Take AOC for example. It’s so refreshing to be lectured on morality and gubmint by a 29 year-old brat who’s a former barmaid. Hard to imagine a worse fate for Americans.
Now she puts together Ikea furniture somewhere, while making videos to scold the electorate and the right. It’s not really clear who she is speaking to though you get the gist of her spew. She seems to have a compulsive need to call out someone constantly. For what? That apparently is sparked by dissent with her.
Now she’s lecturing us about our future progeny. But she has already told young people maybe think about having kids. Why do I think officially committing her to the criminally insane would not even stop her incessant dribble? She’s totally out of control.
While some people say “let her keep talking, she’s the best thing for Republicans,” she has that nagging way of making a bigger mockery of our DC Swamp. The O now stands for obnoxious. This is the new thing…this is the future of politics?
Nancy and Auntie Maxine, you’ve been outflanked.
It’s hard to believe we have disintegrated to this juvenile level, and that people would accept it as the new normal. Apparently there is no one waiting in the wings with the hook to pull her off. She keeps the daily disgust meter pegged. Good for Republicans? I find it hard to think she’d be good for anything.

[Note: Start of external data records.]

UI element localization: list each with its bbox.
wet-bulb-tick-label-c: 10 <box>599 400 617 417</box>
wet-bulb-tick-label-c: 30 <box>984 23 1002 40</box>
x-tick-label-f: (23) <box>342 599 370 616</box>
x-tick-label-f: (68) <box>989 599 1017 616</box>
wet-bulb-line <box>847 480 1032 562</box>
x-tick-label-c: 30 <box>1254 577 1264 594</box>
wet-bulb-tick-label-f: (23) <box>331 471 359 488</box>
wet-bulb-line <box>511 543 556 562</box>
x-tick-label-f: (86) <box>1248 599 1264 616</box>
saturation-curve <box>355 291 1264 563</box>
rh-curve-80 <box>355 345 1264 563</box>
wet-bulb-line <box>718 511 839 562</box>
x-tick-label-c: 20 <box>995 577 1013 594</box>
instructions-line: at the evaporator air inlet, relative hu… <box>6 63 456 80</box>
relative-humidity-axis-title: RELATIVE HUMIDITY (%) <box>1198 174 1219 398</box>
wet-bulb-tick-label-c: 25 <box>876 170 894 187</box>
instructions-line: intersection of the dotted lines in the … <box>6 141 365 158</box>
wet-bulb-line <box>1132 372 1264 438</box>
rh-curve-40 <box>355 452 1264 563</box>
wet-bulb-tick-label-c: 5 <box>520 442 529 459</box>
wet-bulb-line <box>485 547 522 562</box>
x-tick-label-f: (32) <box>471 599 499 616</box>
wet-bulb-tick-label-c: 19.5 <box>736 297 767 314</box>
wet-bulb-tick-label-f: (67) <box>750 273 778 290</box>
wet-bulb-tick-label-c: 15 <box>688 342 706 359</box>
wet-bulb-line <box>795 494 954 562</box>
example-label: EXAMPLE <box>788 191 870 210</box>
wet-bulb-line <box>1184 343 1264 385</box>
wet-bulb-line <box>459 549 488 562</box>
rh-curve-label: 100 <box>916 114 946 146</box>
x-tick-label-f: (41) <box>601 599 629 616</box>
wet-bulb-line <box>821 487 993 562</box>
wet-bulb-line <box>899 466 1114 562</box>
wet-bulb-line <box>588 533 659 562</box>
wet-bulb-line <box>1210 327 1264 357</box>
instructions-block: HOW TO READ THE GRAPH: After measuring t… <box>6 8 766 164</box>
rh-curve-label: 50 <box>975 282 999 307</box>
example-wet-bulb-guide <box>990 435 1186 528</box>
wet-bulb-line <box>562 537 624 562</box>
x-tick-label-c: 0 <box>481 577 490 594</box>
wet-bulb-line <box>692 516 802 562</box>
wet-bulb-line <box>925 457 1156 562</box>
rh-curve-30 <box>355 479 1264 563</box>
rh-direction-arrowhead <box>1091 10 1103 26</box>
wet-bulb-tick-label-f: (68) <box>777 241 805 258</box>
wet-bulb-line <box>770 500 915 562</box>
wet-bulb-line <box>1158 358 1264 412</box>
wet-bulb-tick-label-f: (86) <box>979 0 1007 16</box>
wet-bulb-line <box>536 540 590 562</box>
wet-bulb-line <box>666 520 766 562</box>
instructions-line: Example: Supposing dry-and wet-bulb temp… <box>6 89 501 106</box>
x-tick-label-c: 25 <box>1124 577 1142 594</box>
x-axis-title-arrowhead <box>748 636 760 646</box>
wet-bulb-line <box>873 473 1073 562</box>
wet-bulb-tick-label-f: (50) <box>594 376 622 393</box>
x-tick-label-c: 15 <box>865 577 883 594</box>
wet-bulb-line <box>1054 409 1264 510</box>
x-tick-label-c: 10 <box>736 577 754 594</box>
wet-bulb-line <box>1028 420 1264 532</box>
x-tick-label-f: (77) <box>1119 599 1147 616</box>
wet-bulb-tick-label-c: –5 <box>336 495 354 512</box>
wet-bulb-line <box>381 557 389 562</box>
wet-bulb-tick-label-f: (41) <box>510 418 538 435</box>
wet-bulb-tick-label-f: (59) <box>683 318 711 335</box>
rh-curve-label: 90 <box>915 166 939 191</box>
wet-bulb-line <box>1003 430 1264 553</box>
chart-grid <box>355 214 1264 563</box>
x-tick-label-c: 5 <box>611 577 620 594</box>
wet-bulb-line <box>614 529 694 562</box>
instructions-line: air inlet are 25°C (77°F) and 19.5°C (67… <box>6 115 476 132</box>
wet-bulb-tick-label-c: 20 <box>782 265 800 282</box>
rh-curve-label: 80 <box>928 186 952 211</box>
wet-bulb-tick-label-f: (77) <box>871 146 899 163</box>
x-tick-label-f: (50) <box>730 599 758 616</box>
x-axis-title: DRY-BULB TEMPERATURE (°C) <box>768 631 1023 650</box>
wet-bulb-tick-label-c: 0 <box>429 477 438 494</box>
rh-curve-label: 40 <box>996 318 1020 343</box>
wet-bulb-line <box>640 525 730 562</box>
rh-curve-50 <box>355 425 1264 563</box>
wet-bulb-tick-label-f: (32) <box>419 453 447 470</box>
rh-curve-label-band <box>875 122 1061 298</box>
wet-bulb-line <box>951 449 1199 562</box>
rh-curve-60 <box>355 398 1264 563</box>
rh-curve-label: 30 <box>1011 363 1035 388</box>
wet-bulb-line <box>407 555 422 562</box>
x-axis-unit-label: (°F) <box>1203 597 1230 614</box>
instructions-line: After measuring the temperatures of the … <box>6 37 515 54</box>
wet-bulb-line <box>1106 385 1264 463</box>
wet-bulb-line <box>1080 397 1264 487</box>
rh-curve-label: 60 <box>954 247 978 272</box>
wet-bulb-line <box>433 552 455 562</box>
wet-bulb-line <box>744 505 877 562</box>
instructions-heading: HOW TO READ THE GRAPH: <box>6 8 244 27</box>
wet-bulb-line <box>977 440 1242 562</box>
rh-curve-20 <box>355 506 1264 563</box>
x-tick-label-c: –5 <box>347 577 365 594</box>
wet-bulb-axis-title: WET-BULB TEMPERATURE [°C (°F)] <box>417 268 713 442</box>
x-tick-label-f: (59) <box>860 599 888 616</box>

Here’s the latest Poor Me video.
“How do you stay grounded and focused?” Really, who the hell said AOC was focused?
I guess DIY-TV was not interested in her instructional videos, so we’re stuck with them. She reminds us that the internet documents everything. And that she pities us for our role in history right now. Wow, call the men in the white suits, she’s off.
Note the vitriol. “Like why wouldn’t you all listen to me…an arrogant, narcissistic 29 year old, self-professed know it all? Huh, why wouldn’t you?”
She’s writing herself into history, or into the new Twilight Zone. Rod, we need a good intro for this one! When that crazy dog finally got the bumper.
Exhibit A for the psych evaluation. One thing for sure, nothing of her history will be lost on the internet. Kids, don’t grow up to do this!
(Any time someone starts off a video by getting on the floor and eating popcorn, I usually tune out. I should have followed my rule.)